The former captain of Pakistan Cricket Team Imran Khan is all set to take oath in few days and the people of Pakistan have high hopes from his political party; Pakistan Tehreek-i-Insaf (PTI) but can the coming government deliver what it has promised? Surely, no one would be more keen to know this than the citizens of Pakistan.
The quest to get the right information regarding the progress of government can become easier if technology is effectively used in civic engagement. The wealth of information available on the internet and on other technological platforms can not only help the citizens to remain informed but also question the elected political leaders regarding their performance.
A Dubai based Pakistani Digital Marketer and entrepreneur Salman Saeed has designed a simple but unique website ‘Khanmeter’ that tracks and records the progress of the 47 promises of PTI. Moreover it keeps the overall governance system at check through a method that is very new in Pakistan.
Salman developed Khanmeter after being inspired by Obameter that tracked the progress of former US president Obama but according to Salman, “the main motivation behind Khanmeter was Imran Khan himself.”
Obameter developed by PolitiFact has been the pioneer of introducing this new form of political accountability where the details of promises kept, broken and compromised were shown. Obameter allowed voters to know the credibility and honesty of Barack Obama and gave them insights into whether they should vote for him again or not. The Obameter tracked a total of 533 promises made by the former US president; at the end of the presidency it was revealed that 258 promises (48.4%) were kept, 129 promises (24.2%) were broken and 146 promises (27.4%) were compromised.
Khanmeter is modelled on the same lines and it provides a detailed breakdown of PTI’s promises. These promises are further divided into seven categories which are economy, agriculture, water, society, security, governance and federation.
Saeed further states, “Majority of our voters have not read the PTI party manifesto but they only voted for PTI party candidates based on the face value of Imran Khan. There are 47 promises made by PTI in their election manifesto that is still available on the party website.”
Since the launch of the website it has received an overwhelming response so far with more than 100,000 visits, over 500 comments, 2700 Facebook likes and over 700 followers on Twitter. Salman has also been contacted by three members of PTI leadership regarding the overall purpose and introducing Khanmeter to the masses through proper channels.

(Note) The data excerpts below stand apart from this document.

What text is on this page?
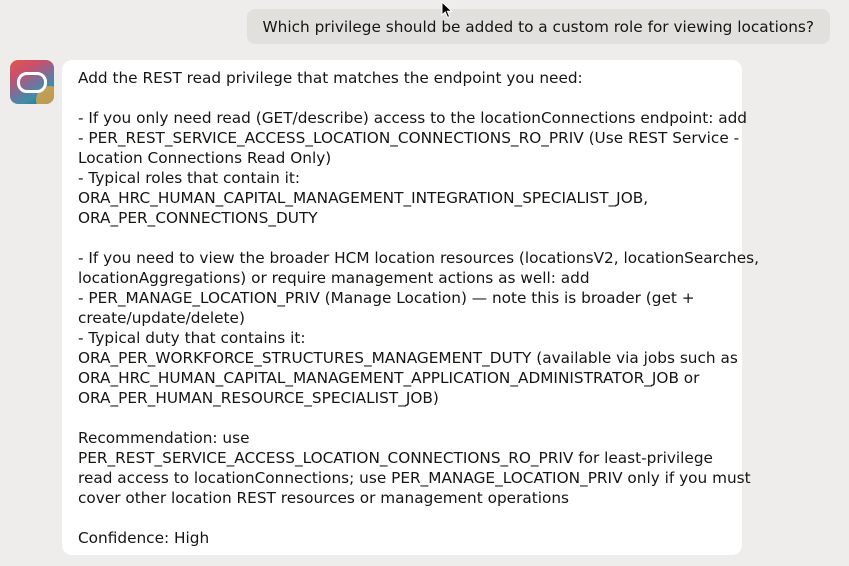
Which privilege should be added to a custom role for viewing locations?
Add the REST read privilege that matches the endpoint you need:
- If you only need read (GET/describe) access to the locationConnections endpoint: add
- PER_REST_SERVICE_ACCESS_LOCATION_CONNECTIONS_RO_PRIV (Use REST Service -
Location Connections Read Only)
- Typical roles that contain it:
ORA_HRC_HUMAN_CAPITAL_MANAGEMENT_INTEGRATION_SPECIALIST_JOB,
ORA_PER_CONNECTIONS_DUTY
- If you need to view the broader HCM location resources (locationsV2, locationSearches,
locationAggregations) or require management actions as well: add
- PER_MANAGE_LOCATION_PRIV (Manage Location) — note this is broader (get +
create/update/delete)
- Typical duty that contains it:
ORA_PER_WORKFORCE_STRUCTURES_MANAGEMENT_DUTY (available via jobs such as
ORA_HRC_HUMAN_CAPITAL_MANAGEMENT_APPLICATION_ADMINISTRATOR_JOB or
ORA_PER_HUMAN_RESOURCE_SPECIALIST_JOB)
Recommendation: use
PER_REST_SERVICE_ACCESS_LOCATION_CONNECTIONS_RO_PRIV for least-privilege
read access to locationConnections; use PER_MANAGE_LOCATION_PRIV only if you must
cover other location REST resources or management operations
Confidence: High
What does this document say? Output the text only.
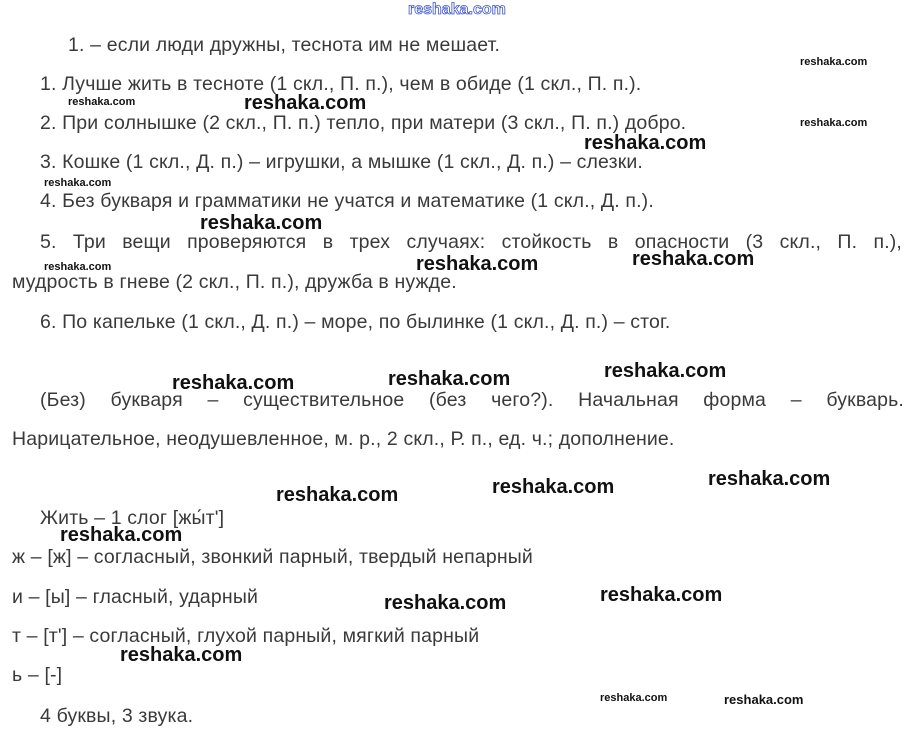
reshaka.com
1. – если люди дружны, теснота им не мешает.
1. Лучше жить в тесноте (1 скл., П. п.), чем в обиде (1 скл., П. п.).
2. При солнышке (2 скл., П. п.) тепло, при матери (3 скл., П. п.) добро.
3. Кошке (1 скл., Д. п.) – игрушки, а мышке (1 скл., Д. п.) – слезки.
4. Без букваря и грамматики не учатся и математике (1 скл., Д. п.).
5. Три вещи проверяются в трех случаях: стойкость в опасности (3 скл., П. п.),
мудрость в гневе (2 скл., П. п.), дружба в нужде.
6. По капельке (1 скл., Д. п.) – море, по былинке (1 скл., Д. п.) – стог.
(Без) букваря – существительное (без чего?). Начальная форма – букварь.
Нарицательное, неодушевленное, м. р., 2 скл., Р. п., ед. ч.; дополнение.
Жить – 1 слог [жы́т']
ж – [ж] – согласный, звонкий парный, твердый непарный
и – [ы] – гласный, ударный
т – [т'] – согласный, глухой парный, мягкий парный
ь – [-]
4 буквы, 3 звука.
reshaka.com
reshaka.com	reshaka.com
reshaka.com
reshaka.com
reshaka.com
reshaka.com
reshaka.com	reshaka.com	reshaka.com
reshaka.com	reshaka.com	reshaka.com
reshaka.com	reshaka.com	reshaka.com
reshaka.com
reshaka.com	reshaka.com
reshaka.com
reshaka.com	reshaka.com
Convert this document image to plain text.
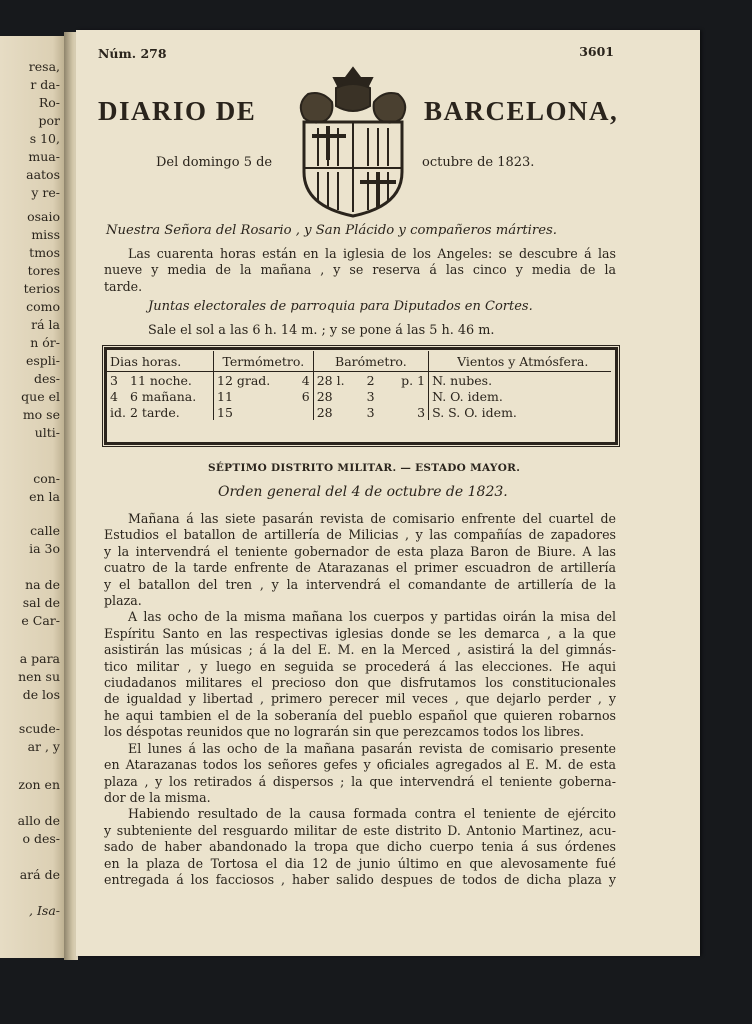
resa,
r da-
Ro-
por
s 10,
mua-
aatos
y re-
osaio
miss
tmos
tores
terios
como
rá la
n ór-
espli-
des-
que el
mo se
ulti-
con-
en la
calle
ia 3o
na de
sal de
e Car-
a para
nen su
de los
scude-
ar , y
zon en
allo de
o des-
ará de
, Isa-
Núm. 278	3601
DIARIO DE	BARCELONA,
Del domingo 5 de	octubre de 1823.
Nuestra Señora del Rosario , y San Plácido y compañeros mártires.

Las cuarenta horas están en la iglesia de los Angeles: se descubre á las

nueve y media de la mañana , y se reserva á las cinco y media de la

tarde.

Juntas electorales de parroquia para Diputados en Cortes.
Sale el sol a las 6 h. 14 m. ; y se pone á las 5 h. 46 m.
Dias horas.	Termómetro.		Barómetro.			Vientos y Atmósfera.
3 11 noche.	12 grad.	4	28 l.	2	p. 1	N. nubes.
4 6 mañana.	11	6	28	3		N. O. idem.
id. 2 tarde.	15		28	3	3	S. S. O. idem.
SÉPTIMO DISTRITO MILITAR. — ESTADO MAYOR.
Orden general del 4 de octubre de 1823.

Mañana á las siete pasarán revista de comisario enfrente del cuartel de

Estudios el batallon de artillería de Milicias , y las compañías de zapadores

y la intervendrá el teniente gobernador de esta plaza Baron de Biure. A las

cuatro de la tarde enfrente de Atarazanas el primer escuadron de artillería

y el batallon del tren , y la intervendrá el comandante de artillería de la

plaza.

A las ocho de la misma mañana los cuerpos y partidas oirán la misa del

Espíritu Santo en las respectivas iglesias donde se les demarca , a la que

asistirán las músicas ; á la del E. M. en la Merced , asistirá la del gimnás-

tico militar , y luego en seguida se procederá á las elecciones. He aqui

ciudadanos militares el precioso don que disfrutamos los constitucionales

de igualdad y libertad , primero perecer mil veces , que dejarlo perder , y

he aqui tambien el de la soberanía del pueblo español que quieren robarnos

los déspotas reunidos que no lograrán sin que perezcamos todos los libres.

El lunes á las ocho de la mañana pasarán revista de comisario presente

en Atarazanas todos los señores gefes y oficiales agregados al E. M. de esta

plaza , y los retirados á dispersos ; la que intervendrá el teniente goberna-

dor de la misma.

Habiendo resultado de la causa formada contra el teniente de ejército

y subteniente del resguardo militar de este distrito D. Antonio Martinez, acu-

sado de haber abandonado la tropa que dicho cuerpo tenia á sus órdenes

en la plaza de Tortosa el dia 12 de junio último en que alevosamente fué

entregada á los facciosos , haber salido despues de todos de dicha plaza y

So what’s next for Khanmeter? Despite the brilliant response the biggest challenge Khanmeter would face is to develop an effective process of fact checking. As a digital marketer Salman feels he needs support from the government and experts, including economists, industrialists and academicians who can help him run and sustain the website in an effective manner.
The information given by a common website user would be checked by experts and through other sources. The information would only be uploaded on the website if proper evidence has been provided by the user which can be in the form of a photograph or a video.
Salman has been receiving lots of feedback from Pakistani citizens, Pakistani expats, and even Indian citizens who are appreciative of this initiative. There is great interest from the citizenry in helping Salman improve Khanmeter through the development of mobile apps and making the current website more engaging.
Salman is a firm believer in technology for good and thinks, “Technology is the future for civic engagement. The Government of Pakistan needs to digitize every government process. Digitization would not only smoothen the governance system but it would make it look a lot more transparent and engaging.”
Saeed believes that the coming PTI government should empower local bodies as majority of our basic problems can be solved through proper engagement of local bodies with common citizens. Moreover the government needs to develop a digitization system that is free from any political or bureaucratic pressure.
Khanmeter will start measuring progress once the new government takes charge. Since large scale governance problems cannot be solved completely in 100 days there are plans to use the website as a tool to monitor progress over five years. This can help citizens check the progress of government over an extended period. It would also keep the elected representatives at their toes provided Khanmeter gets the required support from common citizens and experts.